Was she driven to privacy by the hurt she suffered from the Watergate scandal?
“You’ll find any wife whose husband is maligned is hurt,” Hitt said. “If you feel that the criticism is unjust, and an overreaction and to a large extent much greater than deserved, then you’re going to be extra hurt and I imagine angry too. Pat is a human being, a very warm, loving, human being.
“It’s something you learn to live with, but I’m sure all of them are delighted about the library,” she said, adding that the dedication is a kind of vindication of the Nixon name.
“I think he’s being vindicated every day . . . That’s got to make Pat feel good, and the the girls too, because it was tough on them,” she said.
In the last decade and a half, the few reports of how Pat Nixon has fared have come mostly from her younger daughter, Julie. In 1986, Julie Eisenhower wrote “Pat Nixon: The Untold Story,” a loving valentine to a mother who had persevered in the face of what the family perceived as undeserved criticism of the man they loved most.
In the book, Julie Eisenhower recounted what her mother said about Watergate: “Watergate is the only crisis that ever got me down. And I know I will never live to see the vindication.”
Her friends say she spends much of her time gardening, long a passion, and with her children and grandchildren.
Three years ago, at a First Ladies Lecture Series in Washington, Julie said: “Mother looks wonderful--she doesn’t have a limp or anything. She suffers from emphysema, so she doesn’t go out too much. But she does go to lunches and dinners and baby-sits the grandchildren.”

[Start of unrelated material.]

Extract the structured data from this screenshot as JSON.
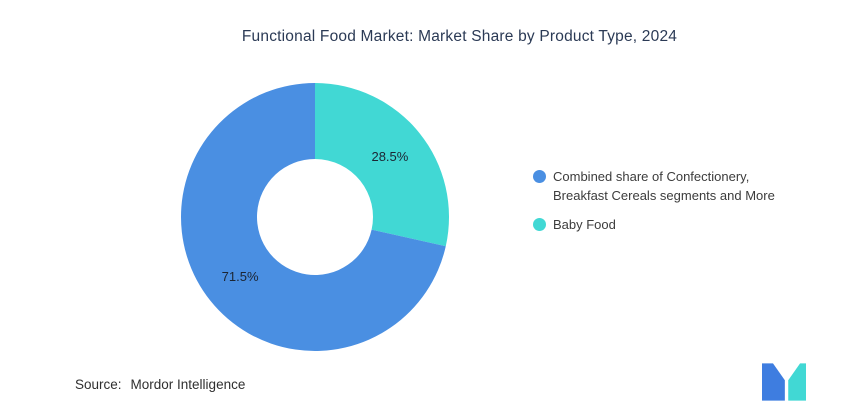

She has also remained loyal to old friends.
A college roommate from USC, Mrs. J. Curtis Counts of Los Angeles, said Pat Nixon called her a few weeks ago after sending her an invitation to the library dedication.
“She’s a little frail, but she recovered very well from the stroke,” she said. “There’s no visible evidence that she ever had it.
“She doesn’t go to many functions anymore. I guess she doesn’t feel like getting into the scene anymore,” she said. “But she was real excited about this. She was so happy that they finally got the library project going. I think she just would be so pleased to have him (Richard Nixon) on the upbeat again, and that people would clamor to see him and to wish him luck and all that sort of thing.”
Pat Nixon, say some of her friends, is looking forward to the dedication as she would a family holiday reunion.
“Everybody is very, very happy about it,” said Anne Cox, Tricia Cox’s mother-in-law, who was staying with friends in Newport Beach to attend the celebrations. “I’m just thrilled to be here. I just think it’s a wonderful occasion for the entire Nixon family.”